Few analysts predict that the price of the cryptocurrency will be significantly impacted because spot Bitcoin ETFs are already available in other nations.
However, most experts anticipate that as US corporations enter the market, the value of bitcoins will increase in line with demand.
Still, the pricing is infamously erratic.
Coin prices increased to about $70,000 (£55,000) in 2021 but dropped to $16,000 in 2022 as scandals rocked the business.
But it increased steadily in 2023—partially as a result of the excitement surrounding the introduction of the Bitcoin ETF—and is currently at $44,000.
Based on a concept that a person going by the name Satoshi Nakamoto posted online in 2008, Bitcoin was the first cryptocurrency and is still the most valuable and well-known today.
Thousands of other coins, tokens, and goods based on the same blockchain technology are in the market, and its price is frequently used as a gauge for the entire sector.
Additionally, many anticipate a spike in interest in bitcoin technology in general as more money enters the ecosystem.
How will the choice impact the uptake of cryptocurrencies?

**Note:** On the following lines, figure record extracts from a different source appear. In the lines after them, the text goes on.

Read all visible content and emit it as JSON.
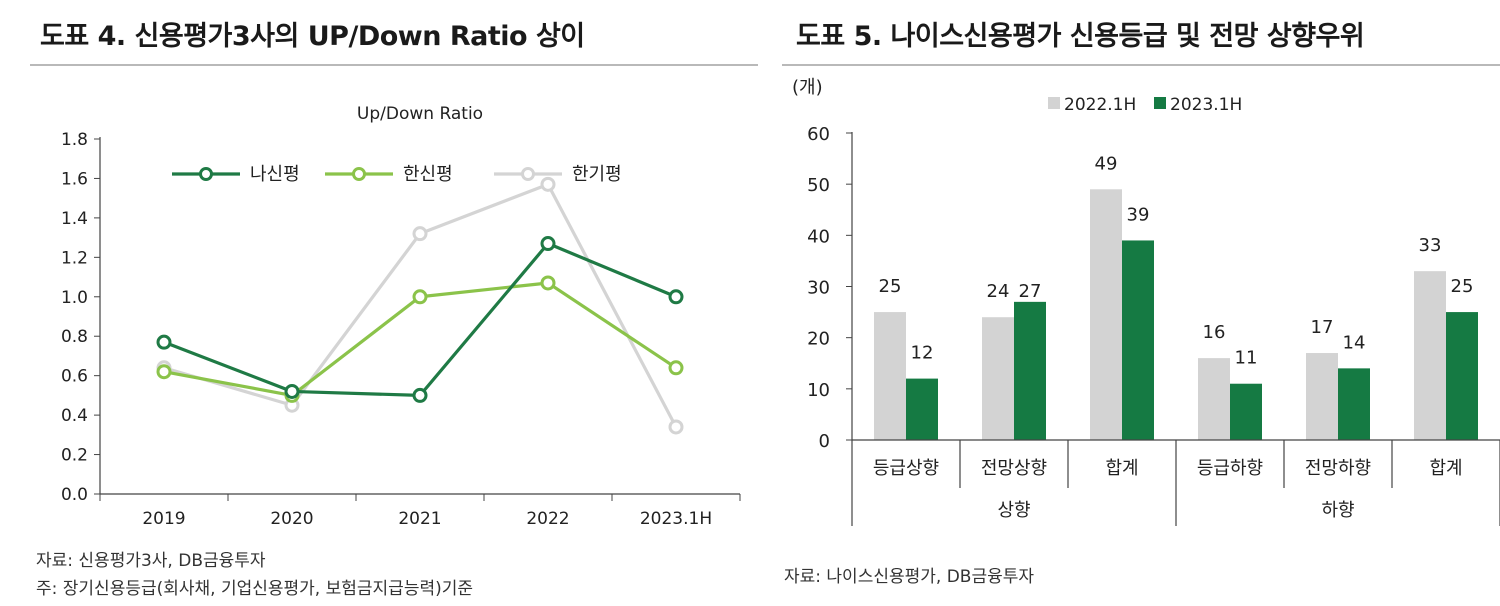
{
  "left_panel": {
    "title": "도표 4. 신용평가3사의 UP/Down Ratio 상이",
    "source": "자료: 신용평가3사, DB금융투자",
    "note": "주: 장기신용등급(회사채, 기업신용평가, 보험금지급능력)기준"
  },
  "right_panel": {
    "title": "도표 5. 나이스신용평가 신용등급 및 전망 상향우위",
    "source": "자료: 나이스신용평가, DB금융투자"
  },
  "chart_data": [
    {
      "type": "line",
      "title": "Up/Down Ratio",
      "xlabel": "",
      "ylabel": "",
      "categories": [
        "2019",
        "2020",
        "2021",
        "2022",
        "2023.1H"
      ],
      "ylim": [
        0,
        1.8
      ],
      "yticks": [
        "0.0",
        "0.2",
        "0.4",
        "0.6",
        "0.8",
        "1.0",
        "1.2",
        "1.4",
        "1.6",
        "1.8"
      ],
      "legend_position": "top",
      "series": [
        {
          "name": "나신평",
          "color": "#1f7a45",
          "values": [
            0.77,
            0.52,
            0.5,
            1.27,
            1.0
          ]
        },
        {
          "name": "한신평",
          "color": "#8bc34a",
          "values": [
            0.62,
            0.5,
            1.0,
            1.07,
            0.64
          ]
        },
        {
          "name": "한기평",
          "color": "#d4d4d4",
          "values": [
            0.64,
            0.45,
            1.32,
            1.57,
            0.34
          ]
        }
      ]
    },
    {
      "type": "bar",
      "title": "",
      "unit_label": "(개)",
      "xlabel": "",
      "ylabel": "",
      "categories": [
        "등급상향",
        "전망상향",
        "합계",
        "등급하향",
        "전망하향",
        "합계"
      ],
      "groups": [
        {
          "label": "상향",
          "span": [
            0,
            2
          ]
        },
        {
          "label": "하향",
          "span": [
            3,
            5
          ]
        }
      ],
      "ylim": [
        0,
        60
      ],
      "yticks": [
        "0",
        "10",
        "20",
        "30",
        "40",
        "50",
        "60"
      ],
      "legend_position": "top",
      "series": [
        {
          "name": "2022.1H",
          "color": "#d3d3d3",
          "values": [
            25,
            24,
            49,
            16,
            17,
            33
          ]
        },
        {
          "name": "2023.1H",
          "color": "#157a43",
          "values": [
            12,
            27,
            39,
            11,
            14,
            25
          ]
        }
      ]
    }
  ]
}
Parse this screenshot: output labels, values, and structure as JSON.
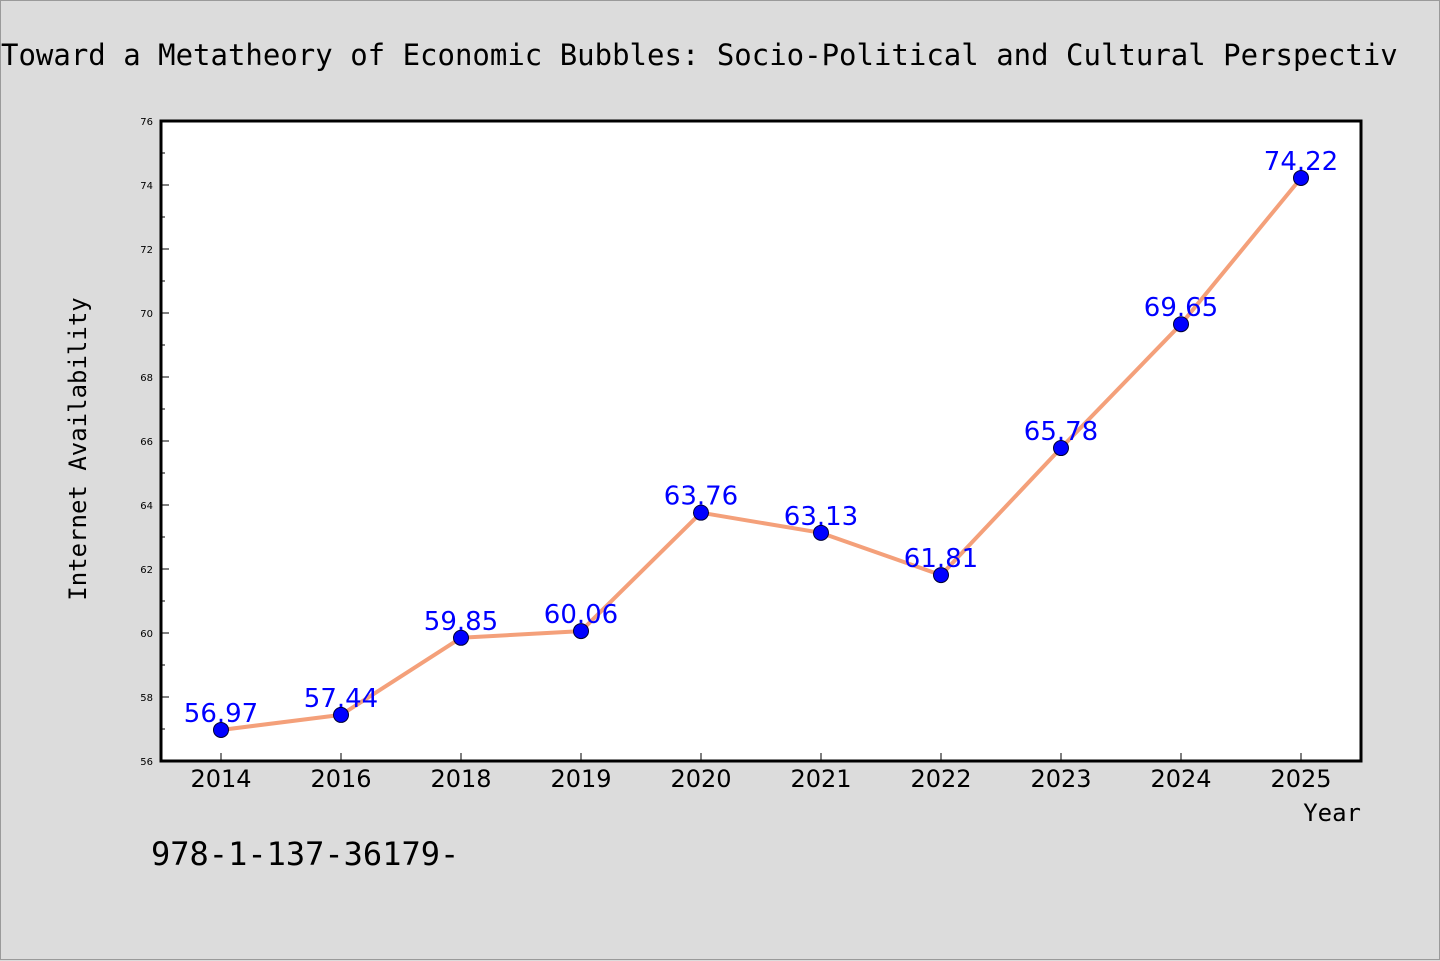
{
  "chart_data": {
    "type": "line",
    "title": "Toward a Metatheory of Economic Bubbles: Socio-Political and Cultural Perspectiv",
    "xlabel": "Year",
    "ylabel": "Internet Availability",
    "categories": [
      "2014",
      "2016",
      "2018",
      "2019",
      "2020",
      "2021",
      "2022",
      "2023",
      "2024",
      "2025"
    ],
    "series": [
      {
        "values": [
          56.97,
          57.44,
          59.85,
          60.06,
          63.76,
          63.13,
          61.81,
          65.78,
          69.65,
          74.22
        ],
        "labels": [
          "56.97",
          "57.44",
          "59.85",
          "60.06",
          "63.76",
          "63.13",
          "61.81",
          "65.78",
          "69.65",
          "74.22"
        ]
      }
    ],
    "ylim": [
      56,
      76
    ],
    "yticks": [
      "56",
      "58",
      "60",
      "62",
      "64",
      "66",
      "68",
      "70",
      "72",
      "74",
      "76"
    ],
    "grid": false,
    "line_color": "#f4a07a",
    "marker_color": "#0000ff",
    "label_color": "#0000ff"
  },
  "footer": {
    "isbn_text": "978-1-137-36179-"
  }
}
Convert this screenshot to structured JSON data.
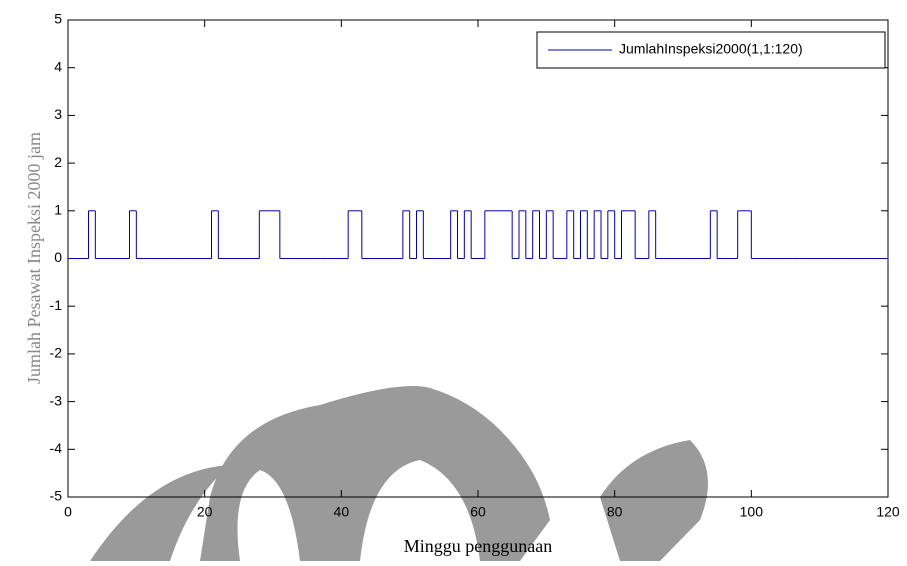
{
  "chart_data": {
    "type": "stairs",
    "xlabel": "Minggu penggunaan",
    "ylabel": "Jumlah Pesawat Inspeksi 2000 jam",
    "x": [
      0,
      1,
      2,
      3,
      4,
      5,
      6,
      7,
      8,
      9,
      10,
      11,
      12,
      13,
      14,
      15,
      16,
      17,
      18,
      19,
      20,
      21,
      22,
      23,
      24,
      25,
      26,
      27,
      28,
      29,
      30,
      31,
      32,
      33,
      34,
      35,
      36,
      37,
      38,
      39,
      40,
      41,
      42,
      43,
      44,
      45,
      46,
      47,
      48,
      49,
      50,
      51,
      52,
      53,
      54,
      55,
      56,
      57,
      58,
      59,
      60,
      61,
      62,
      63,
      64,
      65,
      66,
      67,
      68,
      69,
      70,
      71,
      72,
      73,
      74,
      75,
      76,
      77,
      78,
      79,
      80,
      81,
      82,
      83,
      84,
      85,
      86,
      87,
      88,
      89,
      90,
      91,
      92,
      93,
      94,
      95,
      96,
      97,
      98,
      99,
      100,
      101,
      102,
      103,
      104,
      105,
      106,
      107,
      108,
      109,
      110,
      111,
      112,
      113,
      114,
      115,
      116,
      117,
      118,
      119,
      120
    ],
    "series": [
      {
        "name": "JumlahInspeksi2000(1,1:120)",
        "color": "#0000aa",
        "values": [
          0,
          0,
          0,
          1,
          0,
          0,
          0,
          0,
          0,
          1,
          0,
          0,
          0,
          0,
          0,
          0,
          0,
          0,
          0,
          0,
          0,
          1,
          0,
          0,
          0,
          0,
          0,
          0,
          1,
          1,
          1,
          0,
          0,
          0,
          0,
          0,
          0,
          0,
          0,
          0,
          0,
          1,
          1,
          0,
          0,
          0,
          0,
          0,
          0,
          1,
          0,
          1,
          0,
          0,
          0,
          0,
          1,
          0,
          1,
          0,
          0,
          1,
          1,
          1,
          1,
          0,
          1,
          0,
          1,
          0,
          1,
          0,
          0,
          1,
          0,
          1,
          0,
          1,
          0,
          1,
          0,
          1,
          1,
          0,
          0,
          1,
          0,
          0,
          0,
          0,
          0,
          0,
          0,
          0,
          1,
          0,
          0,
          0,
          1,
          1,
          0,
          0,
          0,
          0,
          0,
          0,
          0,
          0,
          0,
          0,
          0,
          0,
          0,
          0,
          0,
          0,
          0,
          0,
          0,
          0,
          0
        ]
      }
    ],
    "xlim": [
      0,
      120
    ],
    "xticks": [
      0,
      20,
      40,
      60,
      80,
      100,
      120
    ],
    "ylim": [
      -5,
      5
    ],
    "yticks": [
      -5,
      -4,
      -3,
      -2,
      -1,
      0,
      1,
      2,
      3,
      4,
      5
    ],
    "legend": "top-right"
  }
}
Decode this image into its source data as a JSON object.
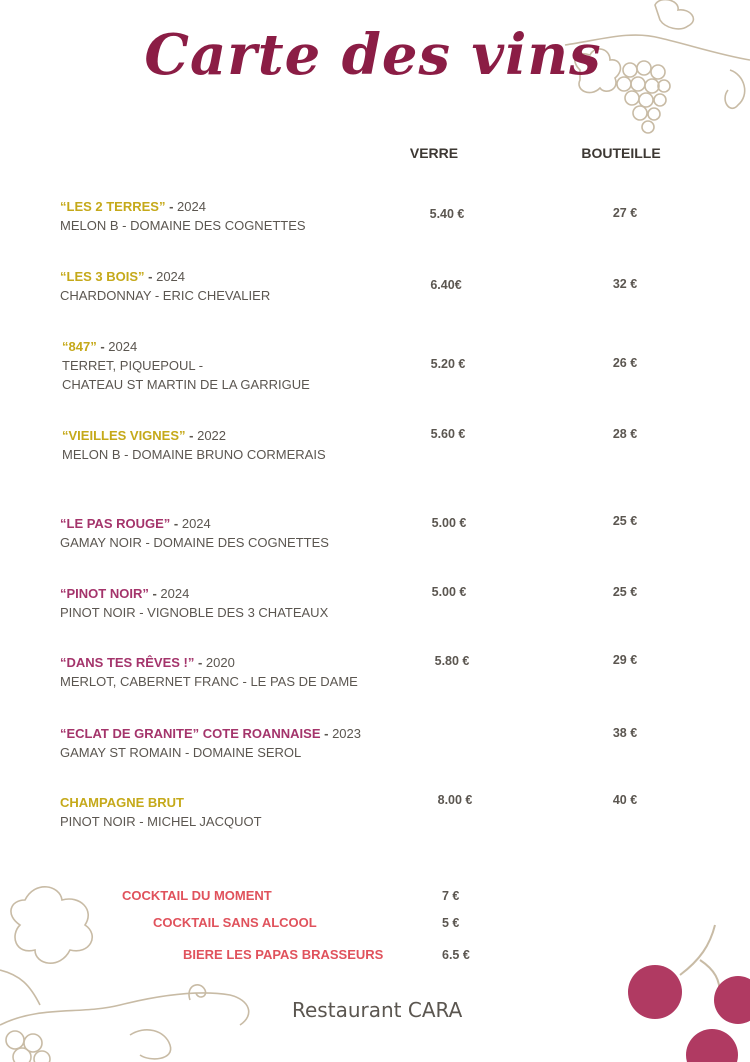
{
  "title": "Carte des vins",
  "headers": {
    "glass": "VERRE",
    "bottle": "BOUTEILLE"
  },
  "colors": {
    "title": "#8b1d45",
    "white_wine": "#c5a91a",
    "red_wine": "#a4346b",
    "drinks": "#e0525c",
    "text": "#5b5650",
    "grapes": "#b03a62"
  },
  "wines": [
    {
      "name": "“LES 2 TERRES”",
      "sep": " - ",
      "year": "2024",
      "details": [
        "MELON B - DOMAINE DES COGNETTES"
      ],
      "glass": "5.40 €",
      "bottle": "27 €",
      "type": "white"
    },
    {
      "name": "“LES 3 BOIS”",
      "sep": " - ",
      "year": "2024",
      "details": [
        "CHARDONNAY - ERIC CHEVALIER"
      ],
      "glass": "6.40€",
      "bottle": "32 €",
      "type": "white"
    },
    {
      "name": "“847”",
      "sep": " - ",
      "year": "2024",
      "details": [
        "TERRET, PIQUEPOUL -",
        "CHATEAU ST MARTIN DE LA GARRIGUE"
      ],
      "glass": "5.20 €",
      "bottle": "26 €",
      "type": "white"
    },
    {
      "name": "“VIEILLES VIGNES”",
      "sep": " - ",
      "year": "2022",
      "details": [
        "MELON B - DOMAINE BRUNO CORMERAIS"
      ],
      "glass": "5.60 €",
      "bottle": "28 €",
      "type": "white"
    },
    {
      "name": "“LE PAS ROUGE”",
      "sep": " - ",
      "year": "2024",
      "details": [
        "GAMAY NOIR - DOMAINE DES COGNETTES"
      ],
      "glass": "5.00 €",
      "bottle": "25 €",
      "type": "red"
    },
    {
      "name": "“PINOT NOIR”",
      "sep": " - ",
      "year": "2024",
      "details": [
        "PINOT NOIR - VIGNOBLE DES 3 CHATEAUX"
      ],
      "glass": "5.00 €",
      "bottle": "25 €",
      "type": "red"
    },
    {
      "name": "“DANS TES RÊVES !”",
      "sep": " - ",
      "year": "2020",
      "details": [
        "MERLOT, CABERNET FRANC - LE PAS DE DAME"
      ],
      "glass": "5.80 €",
      "bottle": "29 €",
      "type": "red"
    },
    {
      "name": "“ECLAT DE GRANITE” COTE ROANNAISE",
      "sep": " - ",
      "year": "2023",
      "details": [
        "GAMAY ST ROMAIN - DOMAINE SEROL"
      ],
      "glass": null,
      "bottle": "38 €",
      "type": "red"
    },
    {
      "name": "CHAMPAGNE BRUT",
      "sep": "",
      "year": "",
      "details": [
        "PINOT NOIR - MICHEL JACQUOT"
      ],
      "glass": "8.00 €",
      "bottle": "40 €",
      "type": "white"
    }
  ],
  "drinks": [
    {
      "name": "COCKTAIL DU MOMENT",
      "price": "7 €"
    },
    {
      "name": "COCKTAIL SANS ALCOOL",
      "price": "5 €"
    },
    {
      "name": "BIERE LES PAPAS BRASSEURS",
      "price": "6.5 €"
    }
  ],
  "footer": "Restaurant CARA"
}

Some claim that this historic ruling demonstrates that the establishment is now considering Bitcoin seriously, albeit only as a speculative asset.
What stronger evidence could there be for proponents of Bitcoin as genuine “digital gold” than the largest wealth-management firms swarming to purchase it under regulatory supervision?
According to others, Bitcoin is about eschewing established financial institutions in favour of a decentralised, user-powered substitute. Additionally, Satoshi Nakamoto did not intend for investment bankers to purchase Bitcoin in order to become wealthy using US dollars.
However, based on the frenzy on social media, it appears that most people are hoping the cash infusion would make current Bitcoin investors extremely wealthy.
What dangers exist for aspiring investors?
Bitcoin’s price is subject to frequent, abrupt fluctuations without prior notice or justification.
Therefore, before choosing an ETF associated with the digital currency, investors must consider that.
Nevertheless, ETFs are frequently marketed as high-risk, high-reward investments.
The possibility of cybercrime is another.
Large-scale, expensive assaults on Bitcoin and other cryptocurrencies have resulted in the sudden loss of hundreds of millions of dollars by cryptocurrency companies.
Furthermore, if companies like Blackrock start to amass significant Bitcoin holdings, their cyber security will be put to the test in ways they are not used to.
The environmental cost is yet another drawback.
To process transactions and produce coins, Bitcoin depends on a vast network of powerful computers located all over the world.
The usage of renewable energy is increasing, but it’s unclear how investment firms will reconcile Bitcoin’s possible environmental cost with purchasers’ concerns about corporate governance, social responsibility, and environmental issues.